Thursday, December 21, 2006

Calls of Note Part 2

Several firms are commenting on Jabil Circuit (NYSE:JBL) after the co released its FQ1 results and FQ2 guidance:

- Merrill Lynch notes that last night, for the second quarter in a row, Jabil provided partial FQ1 (Nov) results as it continues with a stock option investigation, which now includes an investigation into revenue recognition for Q4 of F1999 and Q3 of F2001. According to JBL, end demand was more subdued than expected as FQ1 progressed due largely to consumer (36% of sales). This does not come as a surprise given ofirm's recent research (e.g., China trip, inventory study, etc.), which has raised a number of yellow flags in the supply chain.

Given JBL's consistent track record, tey were surprised by several new issues that popped up in FQ1. First and foremost, the company is discontinuing a consumer product it designed due to delays and rising price pressures. Also, a more material intensive product mix hurt gross margins by ~50 basis points, which given the lack of SG&A details, likely implies operating profits were under more pressure than the Street would have thought.

Based on deteriorating cash cycle days (23 days vs. 14 days in FQ4), it looks as if cash flow from operations was negative for the first time in more than five years. Cash declined from $774MM to $658MM.

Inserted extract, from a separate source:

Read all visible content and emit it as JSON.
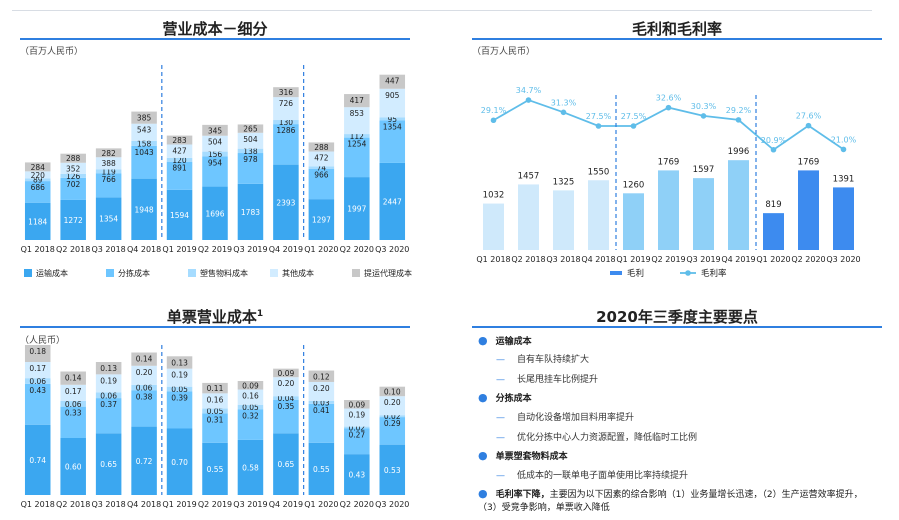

- Bear Stearns thinks JBL's Nov qtr conference call and "subdued" outlook will likely spoil its holiday spirits. Uncharacteristic for Jabil, its call focused more on what went wrong (more "subdued " demand, less consumer upside in Nov, yet more downside in Feb, growing inventories, negative mix change hit margins by 50bps and ensured they won't hit 4%+ until at least May 2007, $12M write-off due to failed LCD TV investment, $4M in additional legal costs, new revenue recognition issues related to 1999 and 2001, still no clue when it can file its financials, behind plan in fixing May qtr operational issues, whew??? getting tired) than what went right (hmm..networking demand was positive, (read: CSCO).

Why not downgrade? Three reasons: 1) They believe the problems listed above are temporal as opposed to secular. 2) They still like the risk/reward. 3) JBL is still a solid company earning above avg ROIC with a mgmt team that can steer it back onto its path.

Lowers FY07 EPS to $1.39 from $1.68. Tgt goes to $32 from $35. Maintains Outperform.

- RBC Capital notes they expect JBL shares to trend lower given disappointing and limited financial information as old (repair, tooling, mfg issues) and new (ODM charge, product mix) issues impeded margins in Q107. While the bulls will point to revenue growth, they remain concerned with multiple issues JBL has to contend with. Maintains Sector Perform rating as JBL has a 15% premium to the group; firm would get aggressive when the premium dissipates.

Notablecalls: Think we will see JBL going below $26 level today. Shorting around the high end of $25 level will also likely lead to profits.